Я постаралась не слышать некой претензии в этих словах. Близки… Что вообще это значит, хотела бы я знать? Потребность все время быть вместе, заботиться друг о друге, все друг другу рассказывать, придерживаться общих взглядов? Тогда я ни с кем по-настоящему близка не бываю… Хотя раньше, похоже, это мне вполне удавалось: легко заводились друзья, с которыми мы вместе творили веселые дела, делили секреты и тайны, не стеснялись открывать свои чувства. А потом все чаще в мою голову стала закрадываться, как мне казалось, вполне обоснованная мысль: «Да кому это надо?.. Кому интересен мой внутренний мир, который даже я сама порой понять и принять не в состоянии?.. Кто может говорить со мной на одном языке?..» (как будто все только и должны думать о том, как понять меня, и обсуждать то, что нужно именно мне; каждый ведь хочет говорить о себе, это даже детям ясно). Вот так и вышло, что петли на дверях в мое хранилище души («в душевую», как я любила шутить) довольно сильно проржавели – слишком редко ими пользовались. Дверь стала открываться все хуже, потом осталась закрытой навсегда. Впрочем, люди в моей жизни все равно появлялись: прибивались, как лодки к незнакомому, но вполне симпатичному, на первый взгляд, берегу. А потом выяснялось, что берег этот какой-то малообжитой, что коренное население говорит на своем, совершенно непонятном языке, а то и вовсе многозначительно молчит, и не угадаешь, то ли от равнодушия, то ли от раздражения, то ли от глупости… К тому же остров оказывался каким-то дрейфующим, так что он и лодки постепенно отдалялись друг от друга. Я не стремилась удерживать их. Свой характер я откровенно считала дурным, себя – вообще не подарком, поэтому предлагать кому-то такой «сомнительный продукт» мне было попросту стыдно.
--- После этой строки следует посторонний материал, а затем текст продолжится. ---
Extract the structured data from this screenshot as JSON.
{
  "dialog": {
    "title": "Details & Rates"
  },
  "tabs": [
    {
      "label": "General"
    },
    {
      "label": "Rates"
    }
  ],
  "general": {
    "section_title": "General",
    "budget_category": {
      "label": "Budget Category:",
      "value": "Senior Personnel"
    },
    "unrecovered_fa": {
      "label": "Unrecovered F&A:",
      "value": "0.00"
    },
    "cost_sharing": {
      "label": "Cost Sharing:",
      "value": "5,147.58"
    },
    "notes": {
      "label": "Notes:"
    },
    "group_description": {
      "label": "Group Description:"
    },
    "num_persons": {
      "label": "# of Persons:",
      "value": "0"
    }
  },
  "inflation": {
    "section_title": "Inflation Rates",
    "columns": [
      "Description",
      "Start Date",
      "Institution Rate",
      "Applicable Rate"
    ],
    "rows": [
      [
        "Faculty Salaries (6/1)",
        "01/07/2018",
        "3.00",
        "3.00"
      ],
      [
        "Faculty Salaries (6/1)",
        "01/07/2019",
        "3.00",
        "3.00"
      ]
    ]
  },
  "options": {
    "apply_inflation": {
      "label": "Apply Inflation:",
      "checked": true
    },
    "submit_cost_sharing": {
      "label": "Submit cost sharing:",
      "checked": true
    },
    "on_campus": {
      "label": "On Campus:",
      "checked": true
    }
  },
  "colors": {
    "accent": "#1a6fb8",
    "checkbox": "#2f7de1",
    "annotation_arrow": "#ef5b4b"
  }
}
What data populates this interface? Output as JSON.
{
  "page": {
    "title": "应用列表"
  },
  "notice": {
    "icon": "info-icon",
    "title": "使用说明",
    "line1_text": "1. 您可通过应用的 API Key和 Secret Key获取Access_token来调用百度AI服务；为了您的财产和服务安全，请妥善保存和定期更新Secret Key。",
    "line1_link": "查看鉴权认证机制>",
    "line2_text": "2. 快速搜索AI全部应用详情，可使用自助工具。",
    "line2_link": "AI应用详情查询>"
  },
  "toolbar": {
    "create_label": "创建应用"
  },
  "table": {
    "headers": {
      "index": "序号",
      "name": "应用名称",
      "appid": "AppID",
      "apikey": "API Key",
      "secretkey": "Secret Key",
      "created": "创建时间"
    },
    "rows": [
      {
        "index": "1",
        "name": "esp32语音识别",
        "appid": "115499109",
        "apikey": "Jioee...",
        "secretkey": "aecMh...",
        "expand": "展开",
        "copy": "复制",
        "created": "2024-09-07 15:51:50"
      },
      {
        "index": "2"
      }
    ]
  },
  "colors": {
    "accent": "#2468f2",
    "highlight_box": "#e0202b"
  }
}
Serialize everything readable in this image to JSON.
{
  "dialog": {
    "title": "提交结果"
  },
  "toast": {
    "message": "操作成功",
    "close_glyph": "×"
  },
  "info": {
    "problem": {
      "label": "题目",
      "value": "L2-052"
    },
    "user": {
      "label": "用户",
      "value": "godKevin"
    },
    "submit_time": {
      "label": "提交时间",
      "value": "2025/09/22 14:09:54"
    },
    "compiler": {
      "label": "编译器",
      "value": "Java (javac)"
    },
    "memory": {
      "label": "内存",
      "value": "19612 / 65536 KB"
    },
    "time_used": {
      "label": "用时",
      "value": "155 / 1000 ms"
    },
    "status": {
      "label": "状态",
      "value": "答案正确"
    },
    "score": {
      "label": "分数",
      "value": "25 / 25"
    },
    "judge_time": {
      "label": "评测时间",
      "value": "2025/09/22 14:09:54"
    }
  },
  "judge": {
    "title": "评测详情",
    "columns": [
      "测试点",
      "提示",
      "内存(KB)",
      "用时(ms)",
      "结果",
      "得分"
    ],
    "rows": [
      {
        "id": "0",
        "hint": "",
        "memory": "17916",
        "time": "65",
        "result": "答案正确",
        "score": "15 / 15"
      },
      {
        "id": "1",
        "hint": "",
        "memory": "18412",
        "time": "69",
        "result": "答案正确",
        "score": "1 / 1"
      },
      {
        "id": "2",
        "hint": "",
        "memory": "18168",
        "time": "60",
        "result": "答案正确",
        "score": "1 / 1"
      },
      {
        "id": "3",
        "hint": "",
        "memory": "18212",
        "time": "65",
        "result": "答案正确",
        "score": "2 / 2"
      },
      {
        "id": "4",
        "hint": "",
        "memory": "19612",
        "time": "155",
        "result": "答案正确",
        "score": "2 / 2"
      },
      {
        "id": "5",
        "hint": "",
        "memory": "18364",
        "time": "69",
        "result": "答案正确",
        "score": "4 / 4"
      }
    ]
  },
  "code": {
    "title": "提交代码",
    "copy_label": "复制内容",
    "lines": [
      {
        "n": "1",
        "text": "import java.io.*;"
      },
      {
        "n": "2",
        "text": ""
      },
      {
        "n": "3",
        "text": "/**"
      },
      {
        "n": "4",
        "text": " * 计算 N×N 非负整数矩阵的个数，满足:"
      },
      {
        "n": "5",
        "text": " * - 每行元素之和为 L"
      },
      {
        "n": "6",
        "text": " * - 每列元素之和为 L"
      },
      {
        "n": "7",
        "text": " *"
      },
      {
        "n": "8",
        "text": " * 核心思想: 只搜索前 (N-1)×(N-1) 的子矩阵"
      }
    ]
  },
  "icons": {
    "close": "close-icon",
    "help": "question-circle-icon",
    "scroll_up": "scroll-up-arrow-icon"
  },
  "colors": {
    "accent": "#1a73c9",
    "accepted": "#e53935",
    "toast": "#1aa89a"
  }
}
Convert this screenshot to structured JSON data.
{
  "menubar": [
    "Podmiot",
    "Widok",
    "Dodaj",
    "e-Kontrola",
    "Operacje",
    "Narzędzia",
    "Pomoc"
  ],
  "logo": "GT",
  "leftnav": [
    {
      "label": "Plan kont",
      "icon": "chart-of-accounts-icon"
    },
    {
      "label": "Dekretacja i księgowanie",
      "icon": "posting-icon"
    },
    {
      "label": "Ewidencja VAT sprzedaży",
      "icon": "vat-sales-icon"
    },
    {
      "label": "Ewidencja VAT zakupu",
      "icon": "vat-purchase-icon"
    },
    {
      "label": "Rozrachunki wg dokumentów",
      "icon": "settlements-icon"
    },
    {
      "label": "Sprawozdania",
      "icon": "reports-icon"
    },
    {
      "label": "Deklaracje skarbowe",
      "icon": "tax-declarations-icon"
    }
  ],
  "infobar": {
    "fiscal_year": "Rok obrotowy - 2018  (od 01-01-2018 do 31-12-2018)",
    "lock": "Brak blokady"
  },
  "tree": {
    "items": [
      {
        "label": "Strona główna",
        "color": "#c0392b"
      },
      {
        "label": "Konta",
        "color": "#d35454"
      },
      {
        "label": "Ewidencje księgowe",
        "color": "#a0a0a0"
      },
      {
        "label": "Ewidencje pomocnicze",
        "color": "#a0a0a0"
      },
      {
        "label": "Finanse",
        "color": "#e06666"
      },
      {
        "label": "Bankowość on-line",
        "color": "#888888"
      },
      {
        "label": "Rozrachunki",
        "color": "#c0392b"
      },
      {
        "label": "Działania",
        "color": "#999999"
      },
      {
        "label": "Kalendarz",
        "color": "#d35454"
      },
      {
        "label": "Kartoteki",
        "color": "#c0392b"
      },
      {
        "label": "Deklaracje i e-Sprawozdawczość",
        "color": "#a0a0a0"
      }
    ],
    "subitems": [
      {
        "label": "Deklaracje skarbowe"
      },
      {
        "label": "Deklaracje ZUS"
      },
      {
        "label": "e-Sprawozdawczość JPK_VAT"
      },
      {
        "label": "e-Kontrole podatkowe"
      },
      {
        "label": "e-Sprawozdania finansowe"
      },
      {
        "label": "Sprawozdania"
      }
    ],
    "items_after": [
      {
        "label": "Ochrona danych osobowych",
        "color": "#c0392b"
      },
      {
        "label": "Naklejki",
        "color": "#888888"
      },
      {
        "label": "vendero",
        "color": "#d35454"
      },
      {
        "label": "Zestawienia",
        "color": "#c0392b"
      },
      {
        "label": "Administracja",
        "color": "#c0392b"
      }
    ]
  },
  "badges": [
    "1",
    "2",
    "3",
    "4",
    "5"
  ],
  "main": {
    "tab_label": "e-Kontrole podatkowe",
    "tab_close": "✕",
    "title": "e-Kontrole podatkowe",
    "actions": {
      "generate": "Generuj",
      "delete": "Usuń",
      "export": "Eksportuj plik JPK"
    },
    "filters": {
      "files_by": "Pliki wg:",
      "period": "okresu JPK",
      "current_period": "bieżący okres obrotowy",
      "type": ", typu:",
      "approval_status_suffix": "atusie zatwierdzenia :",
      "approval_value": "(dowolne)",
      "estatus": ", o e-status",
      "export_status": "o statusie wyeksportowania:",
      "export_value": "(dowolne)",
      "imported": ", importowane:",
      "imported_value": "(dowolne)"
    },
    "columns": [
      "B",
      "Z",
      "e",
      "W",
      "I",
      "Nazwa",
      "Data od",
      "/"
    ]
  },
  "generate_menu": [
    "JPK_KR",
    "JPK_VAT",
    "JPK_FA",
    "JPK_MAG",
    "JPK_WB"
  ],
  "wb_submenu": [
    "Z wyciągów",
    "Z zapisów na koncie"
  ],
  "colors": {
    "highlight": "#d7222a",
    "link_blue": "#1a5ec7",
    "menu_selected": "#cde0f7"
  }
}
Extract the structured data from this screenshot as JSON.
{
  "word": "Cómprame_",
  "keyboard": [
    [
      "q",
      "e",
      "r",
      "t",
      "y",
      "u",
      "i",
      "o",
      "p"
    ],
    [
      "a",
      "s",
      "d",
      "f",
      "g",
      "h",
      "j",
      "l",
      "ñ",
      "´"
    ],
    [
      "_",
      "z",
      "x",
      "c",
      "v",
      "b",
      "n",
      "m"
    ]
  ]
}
А мама… Ну, мама же не выбирает, с кем ей быть близкой… У нее есть дети, с ними она и близка. Или, получается, все-таки выбирает? Таня вот уверена, что с ней мама не была близка, а со мной была. Хотя какое это сейчас имеет значение?.. Деньги – вот что, оказывается, важно…
– Что, наследство делите? – вывел меня из задумчивости мамин голос. Судя по направлению звука, она стояла у раковины, и я еле сдержалась, чтобы не повернуть туда голову. – Но вы что-то торопитесь, детишки, – съязвила она. – Рановато взялись за дело, полгода подождать придется.
«Мама, хватит!» – мысленно прокричала я, закатывая глаза.
– Не закатывай глаза, – в один голос сказали мама и Таня. У меня эти самые глаза чуть не выпали от неожиданности. – Деньги сейчас очень нужны, сама знаешь, – продолжила Таня. – Чтобы маму похоронить, Игорь в долги залез. А у нас и так ипотека и на машину кредит еще. Может, была у мамы наличка или на карте хорошая сумма, чтобы можно было нам долги раздать, а?
«Ну, что скажешь, мам? – мысленно обратилась к ней я. – Деньги-то твои… Поможем Тане?»
– А большой долг на похороны? – услышала я свой голос.
– Двести тысяч, – ответила Таня. Моя челюсть рухнула на пол. – Ты еще давала семьдесят, я помню. Вот все и ушло.
– Да уж, такое бабло в землю зарыли, – покачала головой мама. – Я знаю, о чем ты думаешь, – обратилась она ко мне. – Что мы должны все деньги отдать, помочь Тане долг погасить… Да уж… Не вовремя я померла… («А кто, простите, помирает вовремя?» – удивилась про себя я). – Я-то думала, на первоначальный взнос тебе на ипотеку накоплю, а вот фиг, – продолжила мама. – Короче, расклад такой. Семьдесят тысяч на карте, двадцать под кроватью в банке, сто двадцать на сберкнижке. Но те, что на вкладе, вы получите только через полгода, я так полагаю. Теперь ты знаешь. Что делать с этими деньгами, решай сама.
– Я знаю пин-код от маминой карты, – сказала я Тане. – Баланс ты можешь сама проверить. – Она взяла старенький мамин «Самсунг», потыкала кнопки.
– Семьдесят тысяч, – озвучила она известную мне информацию. – Да и нафиг пин-код? Я же так могу их себе перевести. – Она снова начала нажимать кнопки.
Я ушла в мамину спальню и вернулась с небольшой банкой из-под огурцов.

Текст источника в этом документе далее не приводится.